The hellos and goodbyes that waver beyond words


a family friend

A rather blurry photo of my mom, our late-bullmastiff JJ, and me all standing around a sunset campfire.

She’s always talked in sonnets—syllables that pour like rain through wide-open flood gates, stopping for nothing. Yet, when it comes to this, there have never been words.

Only music.

Bonnie Raitt paints the turns in the roads, coating the trees outside her windows in sunshiney saturation.

Sonny and Cher sing softly behind the Groundhog’s Day DVD that skips every other second along with her heartbeat.

Carole King hops from square to square on her gingham table cloth, resonant of sunsets and silky, late-night swims.

These melodies rest on the tips of her calloused fingers, and she’s come to recognize them. Recognize them for the nostalgia they bring in the dusky hours of the morning when time has utterly escaped her. Recognize them for the words she cannot transplant—the words that bounce off the walls of her brain and are destined to do so forever.

A Fourth of July sunset over Rainbow Lake. (Jessie Warren)

Goodbye seems a simple phrase, yet its letters are an entirely different story. With gradient hues of violet and aquamarine, they shift from moment to moment and person to person, and right now, they evade her.

She is sure of few things, but one rings ever-present in her mind: houses are humans within themselves.

Houses have dusty corners that they much rather leave hidden. Ladybugs crawl out from behind locked doors and darts strike the unfinished drywall, leaving holes in the surface that multiply over the years. Trees grow so lanky that their limbs threaten the eaves; they brush against the gutters yet refuse to be trimmed, turning their roots into thrones for her and her friends.

She’ll never find the right words because grief is not something linear.

Houses have epicenters where their sunbeams radiate most brilliantly. Couches cave in under the weight of tired bodies and dog fur, limbs crisscrossing over one another with little care. Legs that once coiled at the sight of a boat now skip across the crests of waves, light scintillating through the dewdrops that are sent spiraling into the air. Forts constructed out of bottom bunks hold in whispers—the sort that challenge the sunrise with each breath.

My siblings and me on our family pontoon boat. (Maryann Venskus)

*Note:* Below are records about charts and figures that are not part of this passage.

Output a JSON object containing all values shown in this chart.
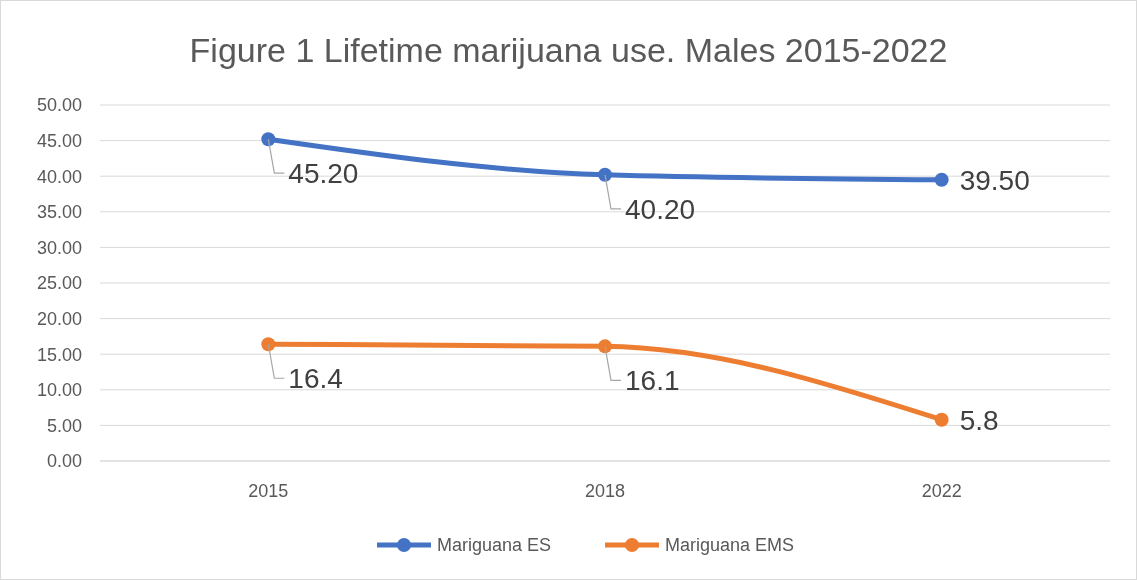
{
  "chart_data": {
    "type": "line",
    "title": "Figure 1 Lifetime marijuana use. Males 2015-2022",
    "categories": [
      "2015",
      "2018",
      "2022"
    ],
    "series": [
      {
        "name": "Mariguana ES",
        "color": "#4472c4",
        "values": [
          45.2,
          40.2,
          39.5
        ],
        "value_labels": [
          "45.20",
          "40.20",
          "39.50"
        ]
      },
      {
        "name": "Mariguana EMS",
        "color": "#ed7d31",
        "values": [
          16.4,
          16.1,
          5.8
        ],
        "value_labels": [
          "16.4",
          "16.1",
          "5.8"
        ]
      }
    ],
    "ylim": [
      0,
      50
    ],
    "yticks": [
      {
        "value": 0,
        "label": "0.00"
      },
      {
        "value": 5,
        "label": "5.00"
      },
      {
        "value": 10,
        "label": "10.00"
      },
      {
        "value": 15,
        "label": "15.00"
      },
      {
        "value": 20,
        "label": "20.00"
      },
      {
        "value": 25,
        "label": "25.00"
      },
      {
        "value": 30,
        "label": "30.00"
      },
      {
        "value": 35,
        "label": "35.00"
      },
      {
        "value": 40,
        "label": "40.00"
      },
      {
        "value": 45,
        "label": "45.00"
      },
      {
        "value": 50,
        "label": "50.00"
      }
    ],
    "grid": "y",
    "legend": "bottom",
    "marker": "circle",
    "line_style": "solid"
  }
}
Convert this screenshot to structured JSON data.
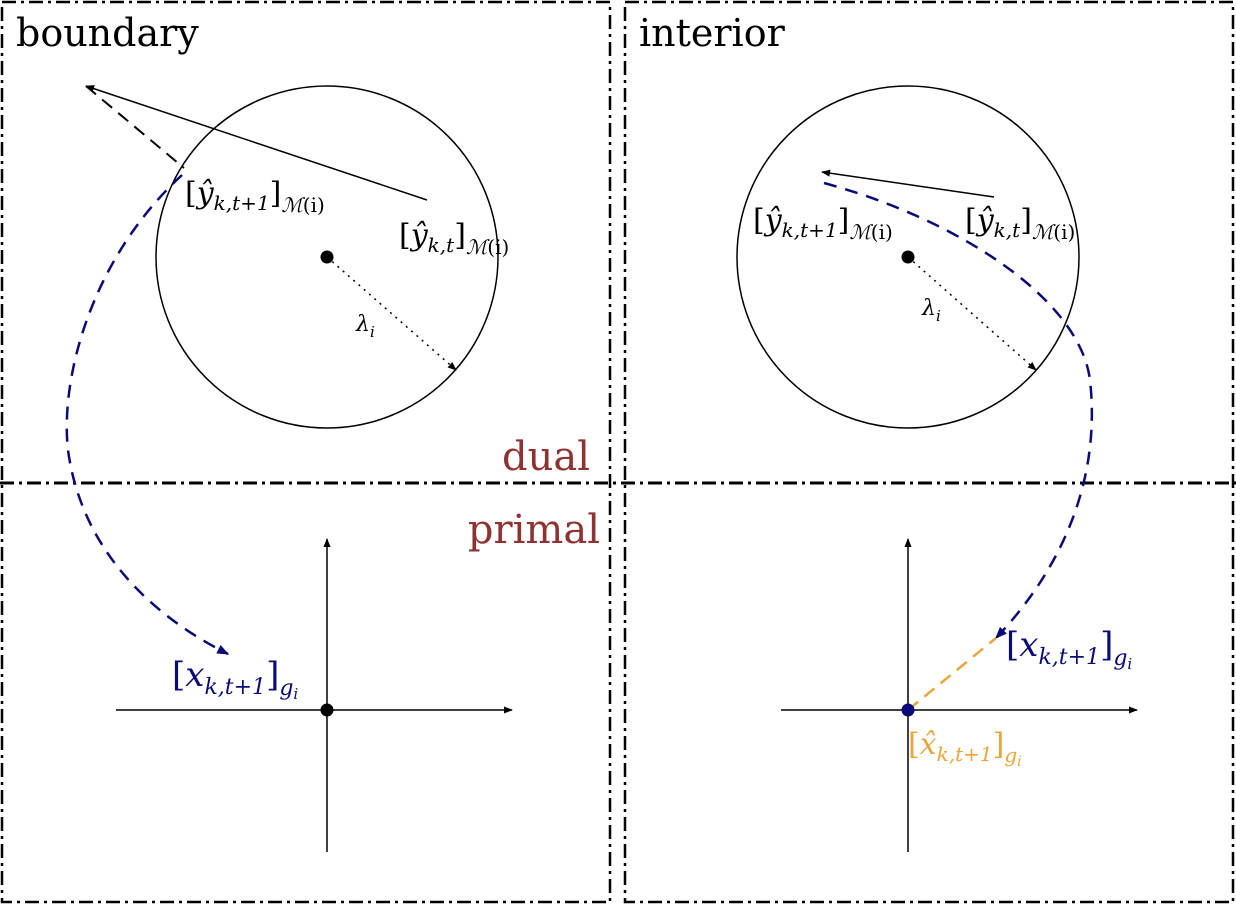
{
  "panels": {
    "left": {
      "title": "boundary"
    },
    "right": {
      "title": "interior"
    }
  },
  "regions": {
    "dual": "dual",
    "primal": "primal"
  },
  "math": {
    "open_bracket": "[",
    "close_bracket": "]",
    "y": "y",
    "hat_y": "ŷ",
    "x": "x",
    "hat_x": "x̂",
    "sub_k_t1": "k,t+1",
    "sub_k_t": "k,t",
    "sub_M": "ℳ",
    "sub_i_paren": "(i)",
    "sub_g": "g",
    "sub_i": "i",
    "lambda": "λ"
  },
  "colors": {
    "navy": "#0a0a78",
    "orange": "#eba53c",
    "dark_red": "#8e3232",
    "black": "#000000"
  }
}
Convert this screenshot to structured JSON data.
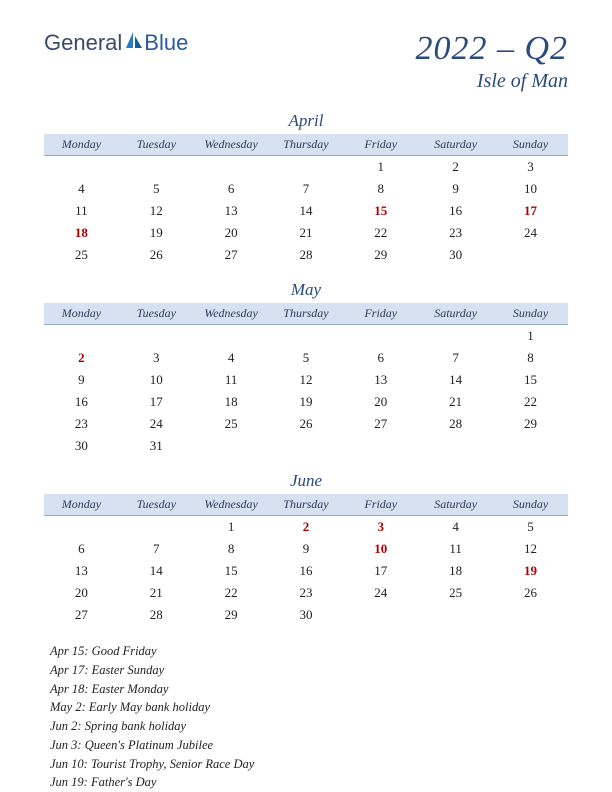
{
  "logo": {
    "part1": "General",
    "part2": "Blue"
  },
  "title": {
    "main": "2022 – Q2",
    "sub": "Isle of Man"
  },
  "dayHeaders": [
    "Monday",
    "Tuesday",
    "Wednesday",
    "Thursday",
    "Friday",
    "Saturday",
    "Sunday"
  ],
  "colors": {
    "header_bg": "#d6e2f2",
    "header_border": "#94a8c8",
    "title_color": "#2a4a7a",
    "holiday_color": "#b00000",
    "text_color": "#222222",
    "background": "#ffffff"
  },
  "months": [
    {
      "name": "April",
      "weeks": [
        [
          "",
          "",
          "",
          "",
          "1",
          "2",
          "3"
        ],
        [
          "4",
          "5",
          "6",
          "7",
          "8",
          "9",
          "10"
        ],
        [
          "11",
          "12",
          "13",
          "14",
          "15",
          "16",
          "17"
        ],
        [
          "18",
          "19",
          "20",
          "21",
          "22",
          "23",
          "24"
        ],
        [
          "25",
          "26",
          "27",
          "28",
          "29",
          "30",
          ""
        ]
      ],
      "holidays": [
        "15",
        "17",
        "18"
      ]
    },
    {
      "name": "May",
      "weeks": [
        [
          "",
          "",
          "",
          "",
          "",
          "",
          "1"
        ],
        [
          "2",
          "3",
          "4",
          "5",
          "6",
          "7",
          "8"
        ],
        [
          "9",
          "10",
          "11",
          "12",
          "13",
          "14",
          "15"
        ],
        [
          "16",
          "17",
          "18",
          "19",
          "20",
          "21",
          "22"
        ],
        [
          "23",
          "24",
          "25",
          "26",
          "27",
          "28",
          "29"
        ],
        [
          "30",
          "31",
          "",
          "",
          "",
          "",
          ""
        ]
      ],
      "holidays": [
        "2"
      ]
    },
    {
      "name": "June",
      "weeks": [
        [
          "",
          "",
          "1",
          "2",
          "3",
          "4",
          "5"
        ],
        [
          "6",
          "7",
          "8",
          "9",
          "10",
          "11",
          "12"
        ],
        [
          "13",
          "14",
          "15",
          "16",
          "17",
          "18",
          "19"
        ],
        [
          "20",
          "21",
          "22",
          "23",
          "24",
          "25",
          "26"
        ],
        [
          "27",
          "28",
          "29",
          "30",
          "",
          "",
          ""
        ]
      ],
      "holidays": [
        "2",
        "3",
        "10",
        "19"
      ]
    }
  ],
  "holidayList": [
    "Apr 15: Good Friday",
    "Apr 17: Easter Sunday",
    "Apr 18: Easter Monday",
    "May 2: Early May bank holiday",
    "Jun 2: Spring bank holiday",
    "Jun 3: Queen's Platinum Jubilee",
    "Jun 10: Tourist Trophy, Senior Race Day",
    "Jun 19: Father's Day"
  ]
}
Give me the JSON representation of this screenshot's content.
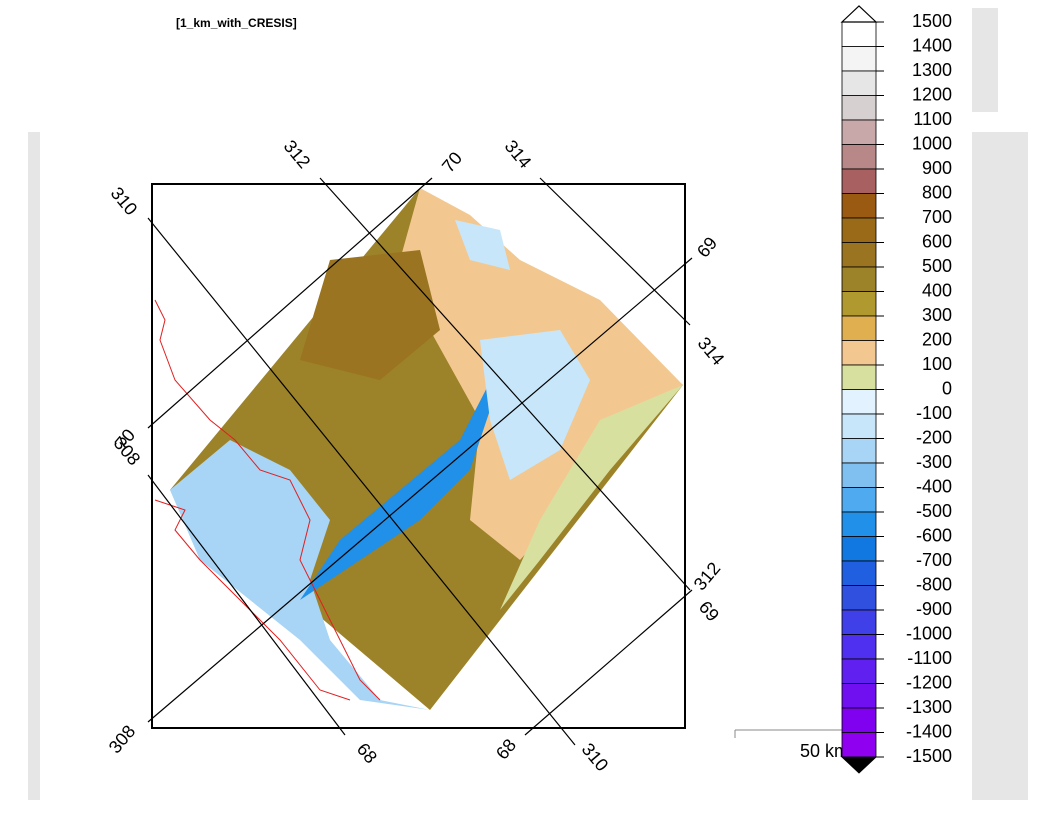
{
  "subtitle": "[1_km_with_CRESIS]",
  "grid_labels": [
    312,
    70,
    314,
    310,
    69,
    314,
    70,
    308,
    68,
    312,
    69,
    308,
    68,
    310
  ],
  "scale_label": "50 km",
  "colorbar": {
    "labels": [
      1500,
      1400,
      1300,
      1200,
      1100,
      1000,
      900,
      800,
      700,
      600,
      500,
      400,
      300,
      200,
      100,
      0,
      -100,
      -200,
      -300,
      -400,
      -500,
      -600,
      -700,
      -800,
      -900,
      -1000,
      -1100,
      -1200,
      -1300,
      -1400,
      -1500
    ],
    "colors": [
      "#ffffff",
      "#f4f4f4",
      "#e6e6e6",
      "#d6d0d0",
      "#c8a8a8",
      "#b88888",
      "#a86060",
      "#9a5a12",
      "#9a6a18",
      "#9a7420",
      "#9c8228",
      "#b09a30",
      "#e0b050",
      "#f2c890",
      "#d8e0a0",
      "#e2f2ff",
      "#c8e6fa",
      "#a8d4f5",
      "#80c0f0",
      "#50aaf0",
      "#2090e8",
      "#1078e0",
      "#2060e0",
      "#3050e0",
      "#4040e8",
      "#5030f0",
      "#6020f0",
      "#7010f0",
      "#8000f0",
      "#9000f0"
    ],
    "top_color": "#ffffff",
    "bottom_color": "#000000"
  }
}
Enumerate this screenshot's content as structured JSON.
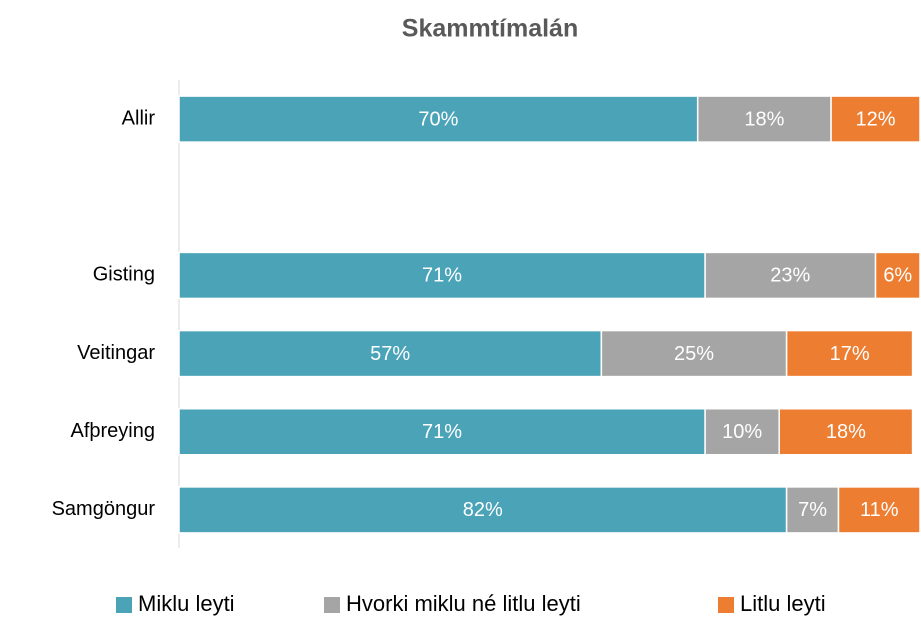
{
  "chart_data": {
    "type": "stacked_barh",
    "title": "Skammtímalán",
    "categories": [
      "Allir",
      null,
      "Gisting",
      "Veitingar",
      "Afþreying",
      "Samgöngur"
    ],
    "series": [
      {
        "name": "Miklu leyti",
        "color": "#4ba3b8",
        "values": [
          70,
          null,
          71,
          57,
          71,
          82
        ],
        "value_labels": [
          "70%",
          null,
          "71%",
          "57%",
          "71%",
          "82%"
        ]
      },
      {
        "name": "Hvorki miklu né litlu leyti",
        "color": "#a5a5a5",
        "values": [
          18,
          null,
          23,
          25,
          10,
          7
        ],
        "value_labels": [
          "18%",
          null,
          "23%",
          "25%",
          "10%",
          "7%"
        ]
      },
      {
        "name": "Litlu leyti",
        "color": "#ed7d31",
        "values": [
          12,
          null,
          6,
          17,
          18,
          11
        ],
        "value_labels": [
          "12%",
          null,
          "6%",
          "17%",
          "18%",
          "11%"
        ]
      }
    ],
    "xlim": [
      0,
      100
    ],
    "legend": "bottom"
  }
}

Houses have times when they shine and times when they simmer, yet most of all, they have windows through which to view the sky’s transition from saffron to apricot to rose. Windows that sit suspended on the edge of firework crackles and still join in the animosity when the noise becomes too much.

She’ll never find the right words because grief is not something linear. Like houses, it shifts according to the level of care we pay it. And when its time to let it all go, we allow our palms to soften.

The music still plays—panging in a place deep within her heart that aches in a foreign way. As she flips through these photo albums, certain laughs escape along with the melody, and tears are swallowed back on the bass.

Everything is both within and without sync, and funnily enough, she thinks she is beginning to heal. Funnily enough, the words are becoming a bit clearer.

Goodbye seems a simple phrase, and even though she once cowered in fear of it, she thinks she understands now.

She thinks it may finally be enough.